ARC chief says retail sector bad loans may rise in March, June quarter

RK Bansal, MD and CEO, Edelweiss Asset Reconstruction Company (EARC), said retail bad loans of banks are likely to rise as some of the restructured loans may again turn into non-performing assets.

To reduce losses, banks are seen taking off their bad loans to asset reconstruction companies (ARCs) and this figure is on the rise.

According to ARC industry data, the balance amount of about Rs 2,000 crore was handed over to ARCs in FY 2010, while the figure rose to Rs 6,500 crore in FY 2011.

In the first 9 months of FY22, around ₹7,000 crore of principal book balances were handed over to ARCs. However, the situation in the retail loan segment was improving gradually over the last 6 months, except in January due to the third wave of COVID-19, said ARC industry officials.

“Two things happened during this period: collections have improved, and there has also been a restructuring of some retail loans by lenders,” Mr. Bansal said.

“However, some of these restructured loans may turn bad again which will be reflected in the March and June quarter figures,” he said.
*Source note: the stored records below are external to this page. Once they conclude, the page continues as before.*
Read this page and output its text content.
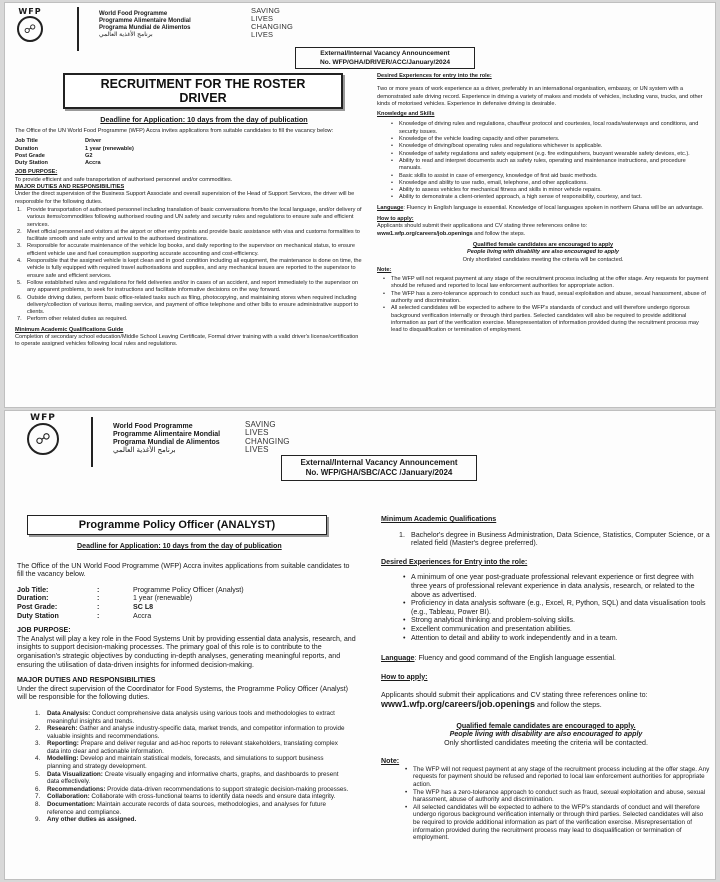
WFP
☍
World Food Programme
Programme Alimentaire Mondial
Programa Mundial de Alimentos
برنامج الأغذية العالمي
SAVING
LIVES
CHANGING
LIVES
External/Internal Vacancy Announcement
No. WFP/GHA/DRIVER/ACC/January/2024
RECRUITMENT FOR THE ROSTER
DRIVER
Deadline for Application: 10 days from the day of publication
The Office of the UN World Food Programme (WFP) Accra invites applications from suitable candidates to fill the vacancy below:
Job Title	Driver
Duration	1 year (renewable)
Post Grade	G2
Duty Station	Accra
JOB PURPOSE:
To provide efficient and safe transportation of authorised personnel and/or commodities.
MAJOR DUTIES AND RESPONSIBILITIES
Under the direct supervision of the Business Support Associate and overall supervision of the Head of Support Services, the driver will be responsible for the following duties.
1. Provide transportation of authorised personnel including translation of basic conversations from/to the local language, and/or delivery of various items/commodities following authorised routing and UN safety and security rules and regulations to ensure safe and efficient services.
2. Meet official personnel and visitors at the airport or other entry points and provide basic assistance with visa and customs formalities to facilitate smooth and safe entry and arrival to the authorised destinations.
3. Responsible for accurate maintenance of the vehicle log books, and daily reporting to the supervisor on mechanical status, to ensure efficient vehicle use and fuel consumption supporting accurate accounting and cost-efficiency.
4. Responsible that the assigned vehicle is kept clean and in good condition including all equipment, the maintenance is done on time, the vehicle is fully equipped with required travel authorisations and supplies, and any mechanical issues are reported to the supervisor to ensure safe and efficient services.
5. Follow established rules and regulations for field deliveries and/or in cases of an accident, and report immediately to the supervisor on any apparent problems, to seek for instructions and facilitate informative decisions on the way forward.
6. Outside driving duties, perform basic office-related tasks such as filing, photocopying, and maintaining stores when required including delivery/collection of various items, mailing service, and payment of office telephone and other bills to ensure administrative support to clients.
7. Perform other related duties as required.
Minimum Academic Qualifications Guide
Completion of secondary school education/Middle School Leaving Certificate, Formal driver training with a valid driver's license/certification to operate assigned vehicles following local rules and regulations.
Desired Experiences for entry into the role:
Two or more years of work experience as a driver, preferably in an international organisation, embassy, or UN system with a demonstrated safe driving record. Experience in driving a variety of makes and models of vehicles, including vans, trucks, and other kinds of motorised vehicles. Experience in defensive driving is desirable.
Knowledge and Skills
• Knowledge of driving rules and regulations, chauffeur protocol and courtesies, local roads/waterways and conditions, and security issues.
• Knowledge of the vehicle loading capacity and other parameters.
• Knowledge of driving/boat operating rules and regulations whichever is applicable.
• Knowledge of safety regulations and safety equipment (e.g. fire extinguishers, buoyant wearable safety devices, etc.).
• Ability to read and interpret documents such as safety rules, operating and maintenance instructions, and procedure manuals.
• Basic skills to assist in case of emergency, knowledge of first aid basic methods.
• Knowledge and ability to use radio, email, telephone, and other applications.
• Ability to assess vehicles for mechanical fitness and skills in minor vehicle repairs.
• Ability to demonstrate a client-oriented approach, a high sense of responsibility, courtesy, and tact.
Language: Fluency in English language is essential. Knowledge of local languages spoken in northern Ghana will be an advantage.
How to apply:
Applicants should submit their applications and CV stating three references online to:
www1.wfp.org/careers/job.openings and follow the steps.
Qualified female candidates are encouraged to apply
People living with disability are also encouraged to apply
Only shortlisted candidates meeting the criteria will be contacted.
Note:
• The WFP will not request payment at any stage of the recruitment process including at the offer stage. Any requests for payment should be refused and reported to local law enforcement authorities for appropriate action.
• The WFP has a zero-tolerance approach to conduct such as fraud, sexual exploitation and abuse, sexual harassment, abuse of authority and discrimination.
• All selected candidates will be expected to adhere to the WFP's standards of conduct and will therefore undergo rigorous background verification internally or through third parties. Selected candidates will also be required to provide additional information as part of the verification exercise. Misrepresentation of information provided during the recruitment process may lead to disqualification or termination of employment.
WFP
☍
World Food Programme
Programme Alimentaire Mondial
Programa Mundial de Alimentos
برنامج الأغذية العالمي
SAVING
LIVES
CHANGING
LIVES
External/Internal Vacancy Announcement
No. WFP/GHA/SBC/ACC /January/2024
Programme Policy Officer (ANALYST)
Deadline for Application: 10 days from the day of publication
The Office of the UN World Food Programme (WFP) Accra invites applications from suitable candidates to fill the vacancy below.
Job Title:	:	Programme Policy Officer (Analyst)
Duration:	:	1 year (renewable)
Post Grade:	:	SC L8
Duty Station	:	Accra
JOB PURPOSE:
The Analyst will play a key role in the Food Systems Unit by providing essential data analysis, research, and insights to support decision-making processes. The primary goal of this role is to contribute to the organisation's strategic objectives by conducting in-depth analyses, generating meaningful reports, and ensuring the utilisation of data-driven insights for informed decision-making.
MAJOR DUTIES AND RESPONSIBILITIES
Under the direct supervision of the Coordinator for Food Systems, the Programme Policy Officer (Analyst) will be responsible for the following duties.
1. Data Analysis: Conduct comprehensive data analysis using various tools and methodologies to extract meaningful insights and trends.
2. Research: Gather and analyse industry-specific data, market trends, and competitor information to provide valuable insights and recommendations.
3. Reporting: Prepare and deliver regular and ad-hoc reports to relevant stakeholders, translating complex data into clear and actionable information.
4. Modelling: Develop and maintain statistical models, forecasts, and simulations to support business planning and strategy development.
5. Data Visualization: Create visually engaging and informative charts, graphs, and dashboards to present data effectively.
6. Recommendations: Provide data-driven recommendations to support strategic decision-making processes.
7. Collaboration: Collaborate with cross-functional teams to identify data needs and ensure data integrity.
8. Documentation: Maintain accurate records of data sources, methodologies, and analyses for future reference and compliance.
9. Any other duties as assigned.
Minimum Academic Qualifications
1. Bachelor's degree in Business Administration, Data Science, Statistics, Computer Science, or a related field (Master's degree preferred).
Desired Experiences for Entry into the role:
• A minimum of one year post-graduate professional relevant experience or first degree with three years of professional relevant experience in data analysis, research, or related to the above as advertised.
• Proficiency in data analysis software (e.g., Excel, R, Python, SQL) and data visualisation tools (e.g., Tableau, Power BI).
• Strong analytical thinking and problem-solving skills.
• Excellent communication and presentation abilities.
• Attention to detail and ability to work independently and in a team.
Language: Fluency and good command of the English language essential.
How to apply:
Applicants should submit their applications and CV stating three references online to:
www1.wfp.org/careers/job.openings and follow the steps.
Qualified female candidates are encouraged to apply.
People living with disability are also encouraged to apply
Only shortlisted candidates meeting the criteria will be contacted.
Note:
• The WFP will not request payment at any stage of the recruitment process including at the offer stage. Any requests for payment should be refused and reported to local law enforcement authorities for appropriate action.
• The WFP has a zero-tolerance approach to conduct such as fraud, sexual exploitation and abuse, sexual harassment, abuse of authority and discrimination.
• All selected candidates will be expected to adhere to the WFP's standards of conduct and will therefore undergo rigorous background verification internally or through third parties. Selected candidates will also be required to provide additional information as part of the verification exercise. Misrepresentation of information provided during the recruitment process may lead to disqualification or termination of employment.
In the first nine months of FY22, out of ₹7,000 crore bad loans sold to ARC, nearly 50% was acquired by EARC.

According to Trans Union-Cibil data [provided by EARC]As on September 30, 2021, secured mortgage (home loan, loan against property) had a GNPA ratio of 3.7%, while in case of secured, non-mortgage (auto and gold loan) the ratio was 9.6%.

For unsecured loans such as personal loans, education loans, credit card dues and consumer, MUDRA and MFI loans, the GNPA ratio stood at 8.47%.

In less than three years, EARC said it has seen an increase in its retail portfolio with the acquisition of principal amount of around Rs 7,000 crore from a large number of banks and NBFCs, who have helped ARC clear their NPAs both in cash as well as through was assigned from Security receipt route.

The retail portfolio includes holding a large number of distressed borrowers across geographies that have gone through the economic crisis triggered by the pandemic, it said.

“The country is facing a dire situation for an extended period of two years due to COVID-19, which has affected everyone including us,” Mr Bansal said.

“We have seen a drop in recovery numbers, rising distress with borrowers in the last few years, slowdown in the movement of people and litigation machinery,” he said.